Growing Conditions and Maintenance
Fertilization: Grasses respond to fertilizer the same way as lawn turf; however, it may be necessary to withhold fertilizer as a means to control growth. It is preferable to use a slow-release type fertilizer, such as Osmocote 15-9-12, applied in the spring, to give a steady feeding throughout the growing season.
Watering: Once established, grasses require only occasional watering after extended dry spells. It is recommended, however, to give adequate water when first planting and to plant in very well drained soils to ensure survival.
Shading: Most grasses, though not all, prefer full sun to perform optimally; however, not all situations may be suitable for ideal growth because of trees, hedges or buildings. Don't despair! Grasses can take less than ideal conditions, although they probably will not be as tall, full or robust as grown in full sun and may require staking.
Spacing: Spacing of grasses is one of the most critical aspects of design and one that is most ignored. Ornamental grasses grow and develop quickly to fill their space. Save unnecessary maintenance costs by following this simple rule of thumb: space plants as far apart as they will get tall. In most cases, this will prevent overcrowding.
Mulching: Mulching is another aspect of maintenance. Mulching will perform several functions. First, for weed control, use at least four inches of bark or compost around the base of the grasses and perennials to control weeds and reduce the need of herbicides. Perennials can easily tolerate a lot of mulch. Second, also mulch for temperature control, primarily for the winter protection of the roots and culms from cold damage.
Weed control: Weed control in ornamental grasses can be done with mulch, hand weeding or chemically. The first two ways are self-explanatory. For pre-emergent weed control, use Hi-Yield Weed and Grass Preventer, a granular formulation or Casaron granules. It can be used in landscapes and containers but read the label first for specifics. For post-emergent weed control, use a lawn weed control for broad leaf weeds or carefully use Killzall®, which can be effectively used around warm season grasses during the dormant time of the year.

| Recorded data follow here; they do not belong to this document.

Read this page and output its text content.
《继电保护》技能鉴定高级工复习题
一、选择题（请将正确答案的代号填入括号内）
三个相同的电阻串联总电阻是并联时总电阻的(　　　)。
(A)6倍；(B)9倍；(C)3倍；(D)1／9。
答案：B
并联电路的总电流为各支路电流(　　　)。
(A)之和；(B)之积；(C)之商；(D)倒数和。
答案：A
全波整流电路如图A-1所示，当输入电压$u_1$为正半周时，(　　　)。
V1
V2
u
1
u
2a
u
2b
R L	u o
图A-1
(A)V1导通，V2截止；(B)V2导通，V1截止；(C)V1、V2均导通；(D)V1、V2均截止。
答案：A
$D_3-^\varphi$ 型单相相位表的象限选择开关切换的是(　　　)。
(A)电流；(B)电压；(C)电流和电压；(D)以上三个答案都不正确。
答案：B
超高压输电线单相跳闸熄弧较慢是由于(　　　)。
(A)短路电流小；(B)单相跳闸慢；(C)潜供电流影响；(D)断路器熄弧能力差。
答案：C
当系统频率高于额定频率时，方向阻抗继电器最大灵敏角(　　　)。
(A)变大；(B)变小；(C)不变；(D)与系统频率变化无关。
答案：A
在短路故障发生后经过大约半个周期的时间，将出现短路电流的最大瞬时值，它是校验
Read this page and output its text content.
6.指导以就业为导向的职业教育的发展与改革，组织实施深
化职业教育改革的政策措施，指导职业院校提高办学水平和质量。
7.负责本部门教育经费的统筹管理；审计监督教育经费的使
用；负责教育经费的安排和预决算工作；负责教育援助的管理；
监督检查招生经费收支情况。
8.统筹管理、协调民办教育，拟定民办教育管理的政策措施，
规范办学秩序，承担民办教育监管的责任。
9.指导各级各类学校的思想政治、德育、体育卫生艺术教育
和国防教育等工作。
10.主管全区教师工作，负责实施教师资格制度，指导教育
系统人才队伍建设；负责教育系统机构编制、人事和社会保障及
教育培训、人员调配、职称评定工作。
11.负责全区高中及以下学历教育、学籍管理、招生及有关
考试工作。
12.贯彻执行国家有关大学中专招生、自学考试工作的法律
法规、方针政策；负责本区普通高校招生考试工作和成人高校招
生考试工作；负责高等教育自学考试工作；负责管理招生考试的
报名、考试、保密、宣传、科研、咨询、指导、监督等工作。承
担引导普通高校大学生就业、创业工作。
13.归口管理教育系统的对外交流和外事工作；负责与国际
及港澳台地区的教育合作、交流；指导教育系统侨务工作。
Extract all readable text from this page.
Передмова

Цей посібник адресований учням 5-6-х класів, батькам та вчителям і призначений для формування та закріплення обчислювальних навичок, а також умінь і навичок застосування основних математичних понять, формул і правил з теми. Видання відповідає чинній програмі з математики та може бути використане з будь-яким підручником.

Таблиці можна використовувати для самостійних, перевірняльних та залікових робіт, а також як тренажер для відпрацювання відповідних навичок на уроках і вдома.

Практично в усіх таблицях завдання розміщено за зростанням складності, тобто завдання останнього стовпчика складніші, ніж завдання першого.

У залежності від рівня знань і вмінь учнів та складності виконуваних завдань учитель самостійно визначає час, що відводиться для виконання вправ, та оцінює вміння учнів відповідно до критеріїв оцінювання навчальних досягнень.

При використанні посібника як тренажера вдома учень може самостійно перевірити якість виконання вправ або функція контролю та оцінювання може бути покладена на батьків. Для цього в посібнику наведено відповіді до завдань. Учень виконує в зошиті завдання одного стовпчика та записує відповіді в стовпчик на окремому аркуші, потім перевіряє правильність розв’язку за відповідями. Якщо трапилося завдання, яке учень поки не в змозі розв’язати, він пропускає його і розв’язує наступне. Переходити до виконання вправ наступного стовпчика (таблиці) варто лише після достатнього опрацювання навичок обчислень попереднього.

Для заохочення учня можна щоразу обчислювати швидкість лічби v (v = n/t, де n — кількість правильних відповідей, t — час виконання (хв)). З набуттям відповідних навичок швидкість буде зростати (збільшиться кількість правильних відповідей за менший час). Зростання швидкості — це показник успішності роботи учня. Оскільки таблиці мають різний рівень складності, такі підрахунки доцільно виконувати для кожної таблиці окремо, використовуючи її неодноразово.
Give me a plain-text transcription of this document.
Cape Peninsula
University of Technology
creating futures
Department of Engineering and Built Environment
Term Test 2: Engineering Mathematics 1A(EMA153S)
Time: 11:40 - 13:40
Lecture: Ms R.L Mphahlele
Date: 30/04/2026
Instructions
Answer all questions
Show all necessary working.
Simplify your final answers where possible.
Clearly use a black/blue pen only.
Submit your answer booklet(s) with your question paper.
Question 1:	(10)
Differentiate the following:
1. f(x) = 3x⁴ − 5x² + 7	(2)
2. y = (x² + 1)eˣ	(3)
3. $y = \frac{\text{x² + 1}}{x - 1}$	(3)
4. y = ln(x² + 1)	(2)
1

Soil preparation: Soil preparation for grasses is important and should be done before planting. Grasses will respond positively to some kind of good soil preparation. Use good organic amendments; either leaf mold, mushroom compost, garden debris compost, bark or sawdust. They will also respond to compost as a top dressing over the crown of the plants. Soil incorporation can be accomplished by either hand-spading into the planting hole or - preferably - by spreading out over the garden area and incorporating by deep tilling.